Добавить в цитаты Настройки чтения

Страница 5 из 49



— Почему вы сказали «кервель»?

Он и сам не знал почему. Правда, однажды, когда они — редкий случай — выехали всей семьей за город, он увидел кервель и запомнил его. В саду же у него росли дельфиниум, желтофиоль, астры и душистый горошек.

Она вновь ощутила запах кервеля — легкий, едва слышный. Поле, солнце бьет в лицо, лень, лето. Ей почему-то запомнилась красная дверь, выцветшая, вся в царапинах, она, девочка, одетая по моде того времени, сидит, облокотившись на эту дверь, присев с краю на нагретый солнцем порог.

— Почему вы сказали «кервель»?

Он вспомнил, как однажды спросил, как называются маленькие белые, похожие на пудру цветы. Несколько цветков он сорвал, отнес их домой и часто потом их вспоминал, хотя целого поля кервеля не встречал никогда.

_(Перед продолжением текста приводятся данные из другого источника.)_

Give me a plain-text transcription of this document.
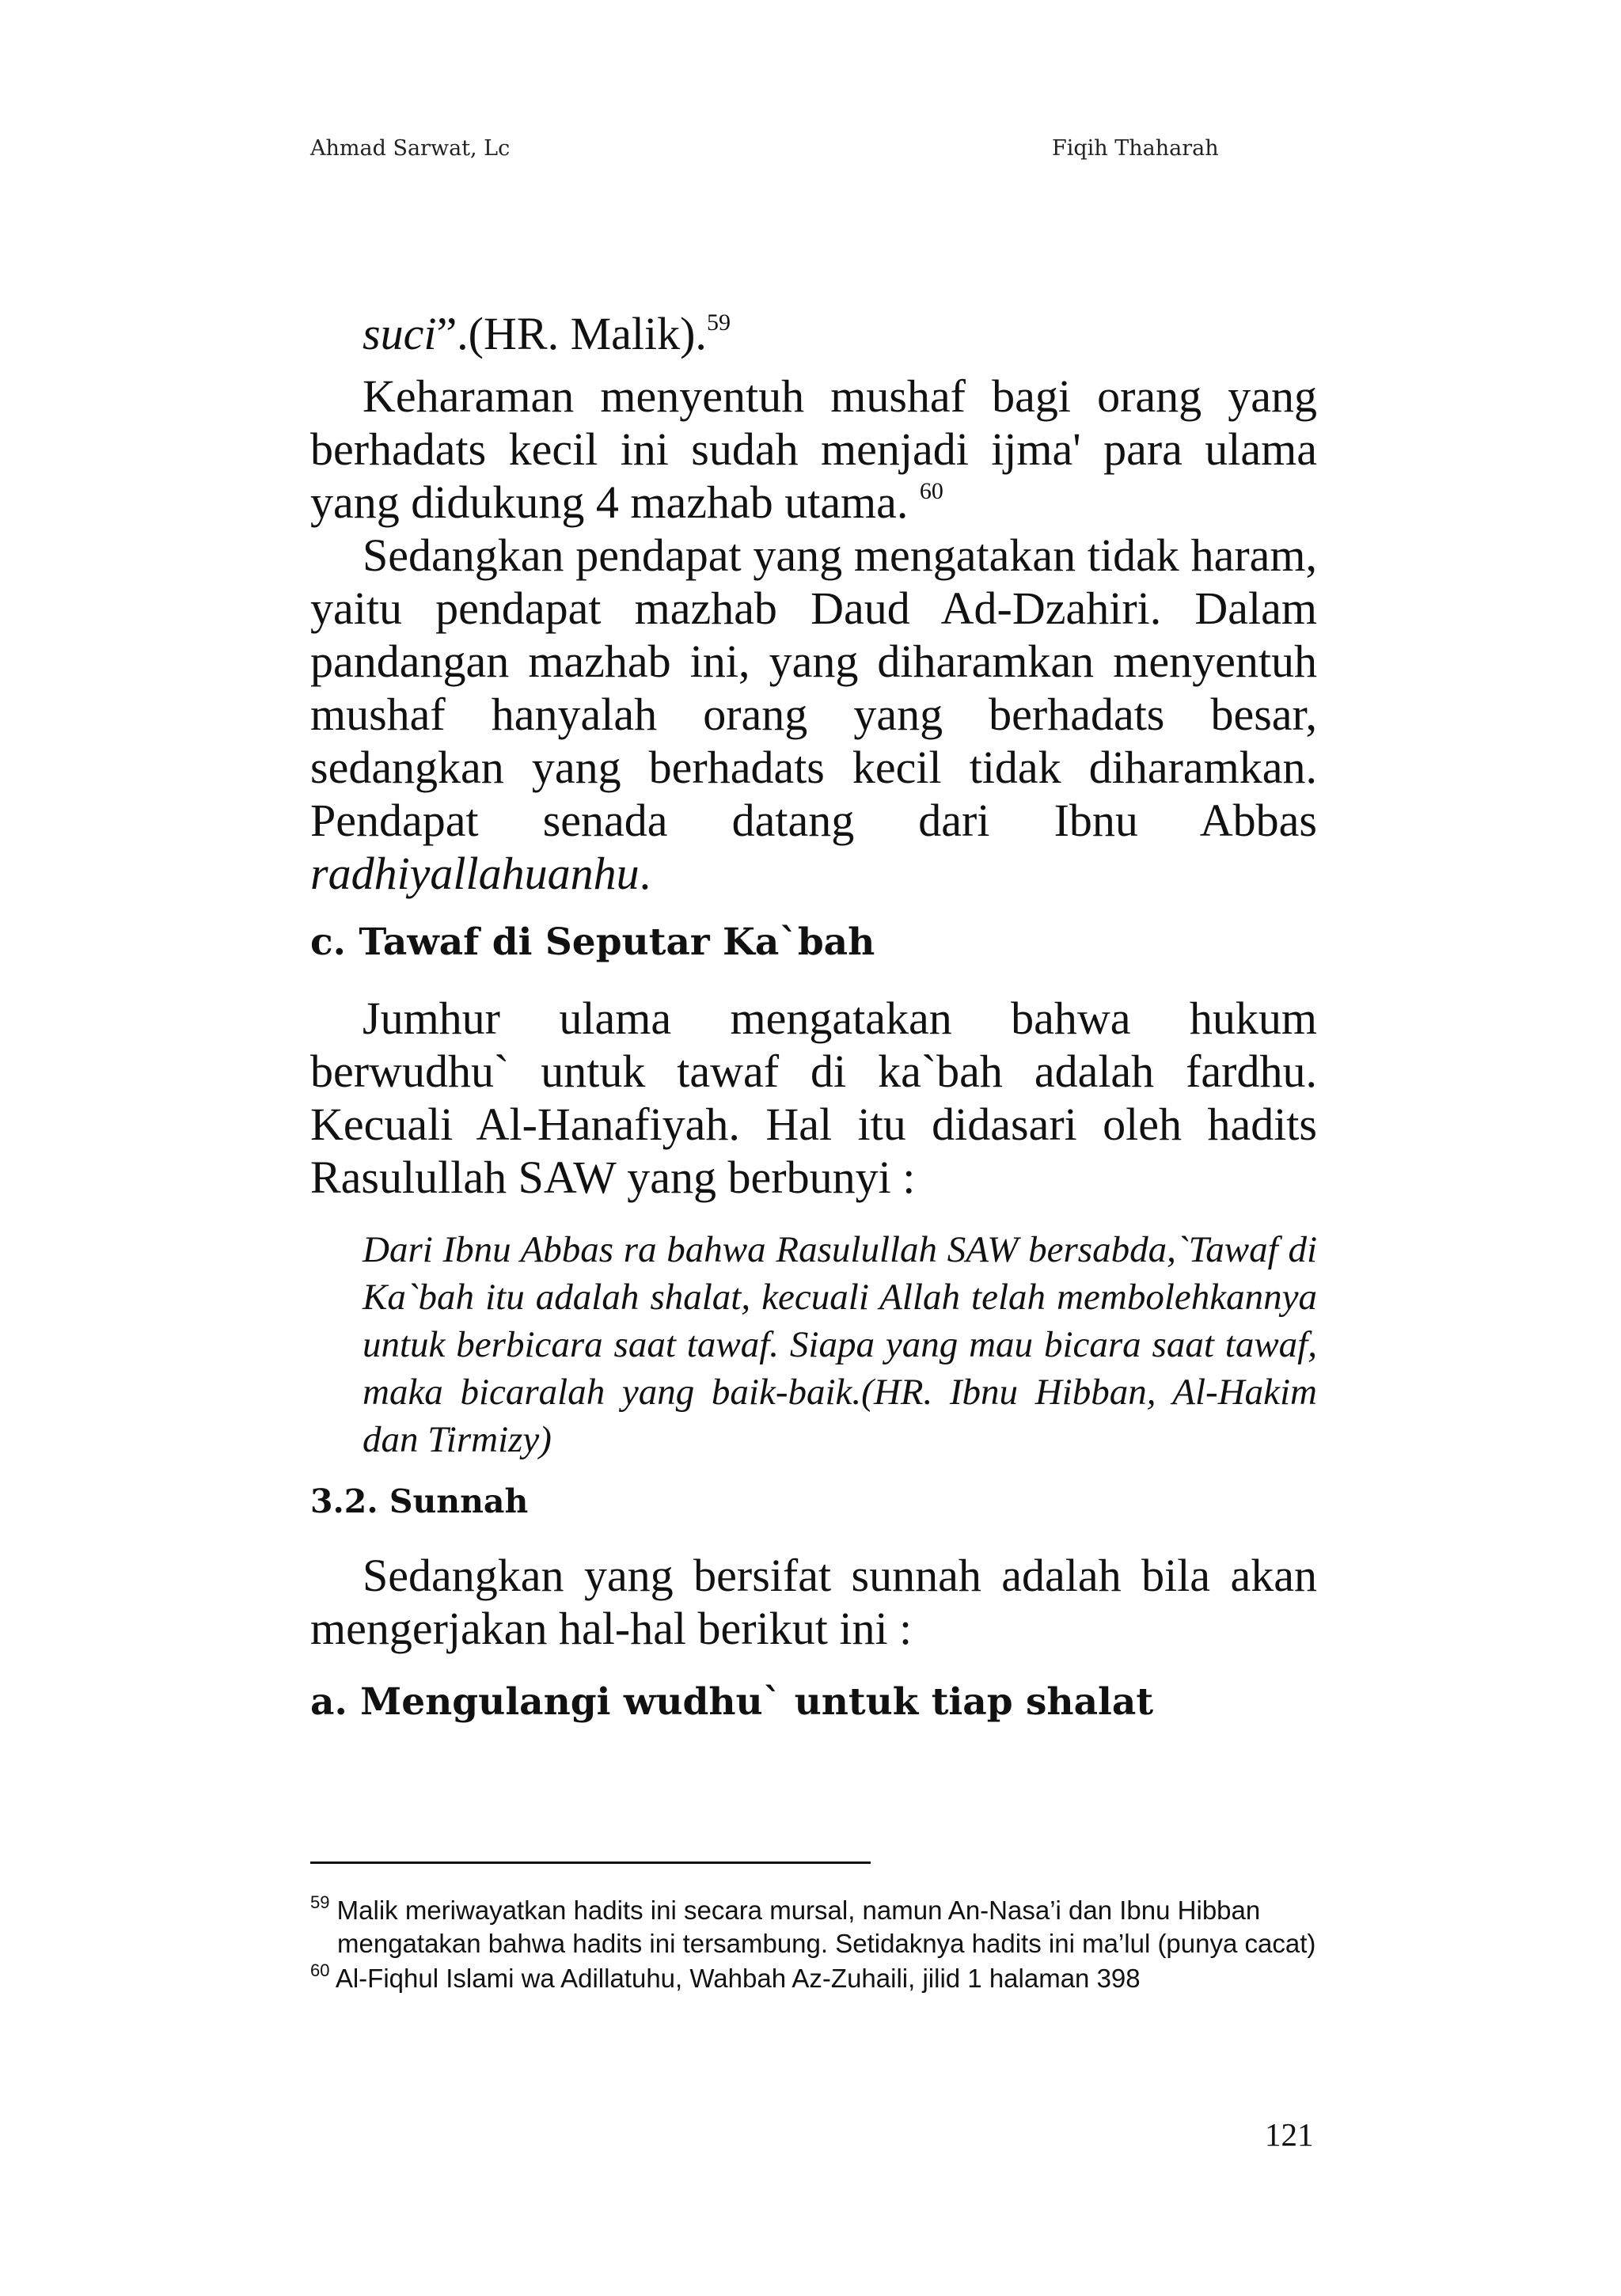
Ahmad Sarwat, Lc	Fiqih Thaharah

suci”.(HR. Malik).$^{59}$

Keharaman menyentuh mushaf bagi orang yang berhadats kecil ini sudah menjadi ijma' para ulama yang didukung 4 mazhab utama. $^{60}$

Sedangkan pendapat yang mengatakan tidak haram, yaitu pendapat mazhab Daud Ad-Dzahiri. Dalam pandangan mazhab ini, yang diharamkan menyentuh mushaf hanyalah orang yang berhadats besar, sedangkan yang berhadats kecil tidak diharamkan. Pendapat senada datang dari Ibnu Abbas radhiyallahuanhu.

c. Tawaf di Seputar Ka`bah

Jumhur ulama mengatakan bahwa hukum berwudhu` untuk tawaf di ka`bah adalah fardhu. Kecuali Al-Hanafiyah. Hal itu didasari oleh hadits Rasulullah SAW yang berbunyi :

Dari Ibnu Abbas ra bahwa Rasulullah SAW bersabda,`Tawaf di Ka`bah itu adalah shalat, kecuali Allah telah membolehkannya untuk berbicara saat tawaf. Siapa yang mau bicara saat tawaf, maka bicaralah yang baik-baik.(HR. Ibnu Hibban, Al-Hakim dan Tirmizy)

3.2. Sunnah

Sedangkan yang bersifat sunnah adalah bila akan mengerjakan hal-hal berikut ini :

a. Mengulangi wudhu` untuk tiap shalat
$^{59}$ Malik meriwayatkan hadits ini secara mursal, namun An-Nasa’i dan Ibnu Hibban
mengatakan bahwa hadits ini tersambung. Setidaknya hadits ini ma’lul (punya cacat)
$^{60}$ Al-Fiqhul Islami wa Adillatuhu, Wahbah Az-Zuhaili, jilid 1 halaman 398
121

Она попыталась заговорить вновь, но после прошлой ночи нужных слов найти не сумела. Оба молчали, и интуиция подсказывала мистеру Майлсону, что за этим молчанием скрывалось. Она же представляла себе, как она и он в эту самую минуту, жмурясь на солнце, вместе выходят из отеля, останавливаются, чтобы решить, куда идти, а затем направляются на променад. Она хотела что-то сказать, губы скривились в гримасу, все тело покрылось испариной; она подняла на него глаза и увидела, что и у него слова застывают на губах, будто не знают, как преодолеть его к ней недоверие.

Поезд остановился в последний раз. Стукнули двери, и людская волна выплеснулась на перрон. Они взяли вещи и вместе вышли из поезда. Носильщик, которому понравились ее ноги, проводил их долгим взглядом. Они прошли через турникет и разошлись каждый в свою сторону. Она отправилась в свою новую квартиру, где у дверей уже стоит, надо надеяться, свежее молоко, лежат газеты и письма. А он — в свою комнатку, где его ждали две немытые тарелки на мойке и вилка со следами желтка. И скромный гонорар: розовый чек на пять фунтов, который выглядывал из-за стоявшей на камине фарфоровой кошки.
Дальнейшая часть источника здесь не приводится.